Yolda giderken benimle hiçbirşey konuşmamıştı. Ağzını açıp tek kelime etmemişti. Arada ona gergin bakışlar atıyordum. Bana dönüp bir kere bile bakmamıştı. Ne düşündüğünü her zaman merak ediyordum. Özelliklede dakikalarca gözlerimin içine baktığında ancak benimle iletişime geçicek tek harekette bulunmamıştı. Tek eli direksiyonda kaşları çatılmış bir şekilde yola bakıyordu. Üzerine giydiği siyah tişörtü kızgın bakışlarıyla korkutucu gözüküyordu. Bu yüzden bende sessizliğimi bozmamaya karar vermiştim. Ona karşı hissettiğim şeyleri neden daha önce hiç hissetmemiştim. Her şey oldukça farklıydı. Yanındayken yalnız hissedemiyordum. Sanki aramızda adını koyamadığım bir bağ oluşmuştu. 

"-Nereye gidiceksin?" dediğinde soruyu anlamaya çalıştım.

"-Eve döndüğümüzde mi?"

"-Evet"

"-Yanlış bir şey mi yaptım?"

"-Sinirliyim" demekle yetindi.

"-Neden?" derken vücudumu ona döndürmüştüm. Arabayı hızlı bir şekilde sağa çekti.

"-Sana kim vurdu?" dediğinde gözlerimi uzağa diktim.

"-Sana soru sordum" dediğinde elini koltuğumun yanına koymuştu.

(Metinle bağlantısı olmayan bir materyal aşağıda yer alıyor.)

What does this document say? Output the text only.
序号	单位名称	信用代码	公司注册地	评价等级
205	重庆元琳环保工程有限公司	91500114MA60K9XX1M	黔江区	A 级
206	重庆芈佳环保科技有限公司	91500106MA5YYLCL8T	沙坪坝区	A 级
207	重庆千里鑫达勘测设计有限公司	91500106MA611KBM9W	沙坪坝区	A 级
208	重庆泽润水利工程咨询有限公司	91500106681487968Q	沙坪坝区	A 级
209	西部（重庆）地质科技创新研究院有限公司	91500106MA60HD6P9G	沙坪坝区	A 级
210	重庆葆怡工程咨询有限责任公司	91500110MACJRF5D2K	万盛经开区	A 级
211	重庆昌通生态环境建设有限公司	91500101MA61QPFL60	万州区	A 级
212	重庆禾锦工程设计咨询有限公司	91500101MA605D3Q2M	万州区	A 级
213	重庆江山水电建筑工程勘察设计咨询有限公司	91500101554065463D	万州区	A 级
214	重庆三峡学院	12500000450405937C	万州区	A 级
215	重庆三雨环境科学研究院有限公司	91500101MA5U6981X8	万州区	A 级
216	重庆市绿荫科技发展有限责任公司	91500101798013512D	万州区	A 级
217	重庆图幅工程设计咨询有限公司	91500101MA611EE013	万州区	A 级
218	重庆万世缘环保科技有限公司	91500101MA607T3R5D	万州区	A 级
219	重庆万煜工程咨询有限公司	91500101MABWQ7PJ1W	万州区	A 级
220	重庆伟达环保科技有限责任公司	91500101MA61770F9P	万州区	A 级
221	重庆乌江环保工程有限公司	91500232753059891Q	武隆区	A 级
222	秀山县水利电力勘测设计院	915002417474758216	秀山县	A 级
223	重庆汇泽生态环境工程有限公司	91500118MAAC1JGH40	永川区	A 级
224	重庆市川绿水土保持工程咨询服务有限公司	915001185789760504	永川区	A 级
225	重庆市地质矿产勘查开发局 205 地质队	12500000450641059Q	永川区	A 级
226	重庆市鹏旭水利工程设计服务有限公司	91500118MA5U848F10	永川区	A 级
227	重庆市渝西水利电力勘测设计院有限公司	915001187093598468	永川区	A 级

 Ondan korkuyordum. Bakışları, söyledikleri. Bana tamamen tehlikeyi çağrıştırıyordu. 

"-Babam" dediğimde elimin tersiyle gözümden akan yaşı yakaladım.

"-O an onu gidip öldürebilirdim. Bir kadına vurulması düşüncesine dayanamıyorum. Zavallı" dedi. 

Sesi o kadar öldürücüydü ki yerimde huzursuzca kıpırdandım. Müzik sistemini açtı. Naptığını anlamaz bir şekilde ona bakıyordum.

"-Bu şarkıyı seviceğini düşündüm" dediğinde benim ne sevdiğimi nerden biliyor diye düşündüm.Şarkıyı merakla bekliyordum. Bir anda arabayı dolduran müziğe kulak kesildim.

  Give me love.. 

Neden bu şarkı? 

 Give me love like her,

Tıpkı onun gibi aşkını ver bana

Cause lately I've been waking up alone.

Çünkü son zamanlarda yalnız uyanıyorum  

Gözlerimi ondan ayırmıyordum. Sanki dünya durdu. Arabanın içinde değildik. Deniz kenarındaydık, yeşil çimlerin arasındaydık, koca bir uçurumun kıyısındaydık.

 Paint spotted tear drops on my shirt,
Lekeli gözyaşlarım t-shirtime damlıyor
Told you I'd let them go.
Sana onların gitmesine izin vereceğimi söylemiştim   

Birbirmize yürürken ona ulaşamıyordum. Aslında ona yaklaştığım her adımda biraz daha ondan ayrılıyordum.  Attığımız her adımda birbirimizin karşısındaydık. Gözleri sadece nefes alabilmem için vardı.

 And i'll fight my corner,
Kendi köşemde dövüşeceğim
maybe tonight I'll call ya,
Belki bu gece seni ararım
after my blood turns into alcohol,
Kanım alkole döndükten sonra
no i just wanna hold ya,
Hayır,sadece seni tutmak istiyorum
  

Burdaydı belki. Çok uzağımdaydı belki. Kanımdaydı, bedenimdeydi.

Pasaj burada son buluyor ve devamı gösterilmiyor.